Les gens fréquentant les cabanes à sucre en profitent pour se remplir la panse, mais aussi pour profiter des festivités entourant le temps des sucres. «C'est vraiment à la bonne franquette. Il y a un chansonnier, une structure gonflable, des chiens de traineau et on leur fait visiter l'usine de production de sirop. On vient chez nous pour l'ambiance. Nos assiettes sont pleines. On ne vient certainement pas pour perdre du poids», lance Vincent Néron à la blague. Pour lui et sa famille, accueillir des convives dans leur cabane leur rappelle pourquoi ils font ce métier.
Au Sucre d'or, on n'a pas voulu dénaturer le concept traditionnel de la cabane à sucre. Grandes tablées, nourriture à volonté, musique et ambiance festive sont au rendez-vous. «C'est comme dans le bon vieux temps. C'est vraiment beau à voir. On aime le concept, on veut toujours l'améliorer, mais on ne veut pas toucher à l'esprit même de la cabane à sucre» , élabore Vincent.

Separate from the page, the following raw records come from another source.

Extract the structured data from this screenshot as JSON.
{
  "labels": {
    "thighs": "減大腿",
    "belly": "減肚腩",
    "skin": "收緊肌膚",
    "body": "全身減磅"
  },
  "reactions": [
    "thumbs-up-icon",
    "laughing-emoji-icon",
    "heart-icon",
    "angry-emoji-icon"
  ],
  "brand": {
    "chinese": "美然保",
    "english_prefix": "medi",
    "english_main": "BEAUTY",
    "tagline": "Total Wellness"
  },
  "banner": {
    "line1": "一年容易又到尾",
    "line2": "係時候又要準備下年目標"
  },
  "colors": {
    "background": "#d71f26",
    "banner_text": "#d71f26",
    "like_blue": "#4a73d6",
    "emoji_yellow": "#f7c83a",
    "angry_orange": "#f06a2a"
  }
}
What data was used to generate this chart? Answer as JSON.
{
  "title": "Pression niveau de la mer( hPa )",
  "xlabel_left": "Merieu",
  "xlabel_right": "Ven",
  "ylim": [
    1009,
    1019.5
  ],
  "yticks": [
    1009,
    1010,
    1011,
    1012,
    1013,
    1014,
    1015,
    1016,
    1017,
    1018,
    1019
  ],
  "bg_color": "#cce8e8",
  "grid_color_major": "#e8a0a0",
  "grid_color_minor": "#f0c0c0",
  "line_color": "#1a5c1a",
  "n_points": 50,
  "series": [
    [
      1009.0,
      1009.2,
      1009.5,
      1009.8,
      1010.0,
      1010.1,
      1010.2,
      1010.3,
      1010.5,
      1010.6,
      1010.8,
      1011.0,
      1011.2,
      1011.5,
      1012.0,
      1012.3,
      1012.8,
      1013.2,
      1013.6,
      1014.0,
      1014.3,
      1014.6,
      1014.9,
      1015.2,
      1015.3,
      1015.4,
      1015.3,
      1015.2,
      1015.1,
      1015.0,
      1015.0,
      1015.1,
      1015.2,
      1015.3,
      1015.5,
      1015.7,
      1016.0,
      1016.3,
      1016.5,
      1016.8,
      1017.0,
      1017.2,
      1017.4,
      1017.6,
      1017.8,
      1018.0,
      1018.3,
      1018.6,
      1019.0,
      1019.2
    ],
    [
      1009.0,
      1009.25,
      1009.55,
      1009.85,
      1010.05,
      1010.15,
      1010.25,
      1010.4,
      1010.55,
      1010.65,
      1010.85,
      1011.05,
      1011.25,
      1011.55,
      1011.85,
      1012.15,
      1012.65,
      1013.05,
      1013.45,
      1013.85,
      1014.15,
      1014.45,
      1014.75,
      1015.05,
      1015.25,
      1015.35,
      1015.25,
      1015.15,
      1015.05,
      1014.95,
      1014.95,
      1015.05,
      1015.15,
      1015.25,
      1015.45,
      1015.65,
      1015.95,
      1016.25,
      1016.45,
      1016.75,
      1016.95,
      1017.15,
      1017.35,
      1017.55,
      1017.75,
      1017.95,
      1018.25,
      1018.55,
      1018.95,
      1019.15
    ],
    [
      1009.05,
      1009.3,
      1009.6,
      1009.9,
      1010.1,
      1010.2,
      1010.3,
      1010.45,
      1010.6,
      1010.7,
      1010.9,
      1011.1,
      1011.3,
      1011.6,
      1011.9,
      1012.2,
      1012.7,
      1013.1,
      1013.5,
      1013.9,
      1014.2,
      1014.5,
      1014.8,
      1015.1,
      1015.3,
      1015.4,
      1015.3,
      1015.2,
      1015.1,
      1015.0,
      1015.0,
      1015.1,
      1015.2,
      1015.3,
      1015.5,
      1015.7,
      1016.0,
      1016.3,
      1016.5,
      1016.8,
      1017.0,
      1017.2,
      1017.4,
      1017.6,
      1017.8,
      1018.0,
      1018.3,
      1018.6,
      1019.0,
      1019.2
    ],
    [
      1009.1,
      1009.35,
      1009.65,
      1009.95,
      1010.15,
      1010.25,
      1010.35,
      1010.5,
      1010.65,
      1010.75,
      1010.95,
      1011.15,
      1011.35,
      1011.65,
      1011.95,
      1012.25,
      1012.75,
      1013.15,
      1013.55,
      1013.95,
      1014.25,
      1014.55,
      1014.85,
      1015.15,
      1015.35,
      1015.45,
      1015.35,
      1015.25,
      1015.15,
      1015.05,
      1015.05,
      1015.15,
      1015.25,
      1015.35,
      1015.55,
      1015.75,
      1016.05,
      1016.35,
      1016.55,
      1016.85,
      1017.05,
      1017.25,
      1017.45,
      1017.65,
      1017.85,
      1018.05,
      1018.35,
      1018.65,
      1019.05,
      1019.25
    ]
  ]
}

Ce dernier avoue qu'il désire continuellement améliorer les installations et le décor, mais qu'il désire toujours conserver la culture du temps des sucres qui plaît tant au Québécois et même aux touristes.
Recette
La chef d'au Sucre d'or, Martin Gagné, n'a malheureusement pas voulu partager sa fameuse recette secrète de fèves au lard, mais elle nous a tout de même partagé celle de son pouding chômeur.
Ingrédients
Gâteau :
1 ½ tasse de farine
1 c. à thé de poudre à pâte
¼ de tasse de beurre
1 c. à thé de vanille
1 tasse de sucre
1 tasse de lait
Sauce:
1 tasse de sirop d'érable
1 tasse de cassonade
1 tasse d'eau bouillante
¼ de tasse de beurre
Préparation:
Faire bouillir la sauce afin que le tout soit bien dilué et verser dans un moule antiadhésif ou enduit de beurre ou de graisse.
Pour le gâteau, mélanger les ingrédients secs et ajouter le beurre mélangé avec la vanille en alternant avec le lait. Répartir à l'aide d'une cuillère dans le moule.
Mettre au four pendant 45 minutes à 325 degrés Fahrenheit.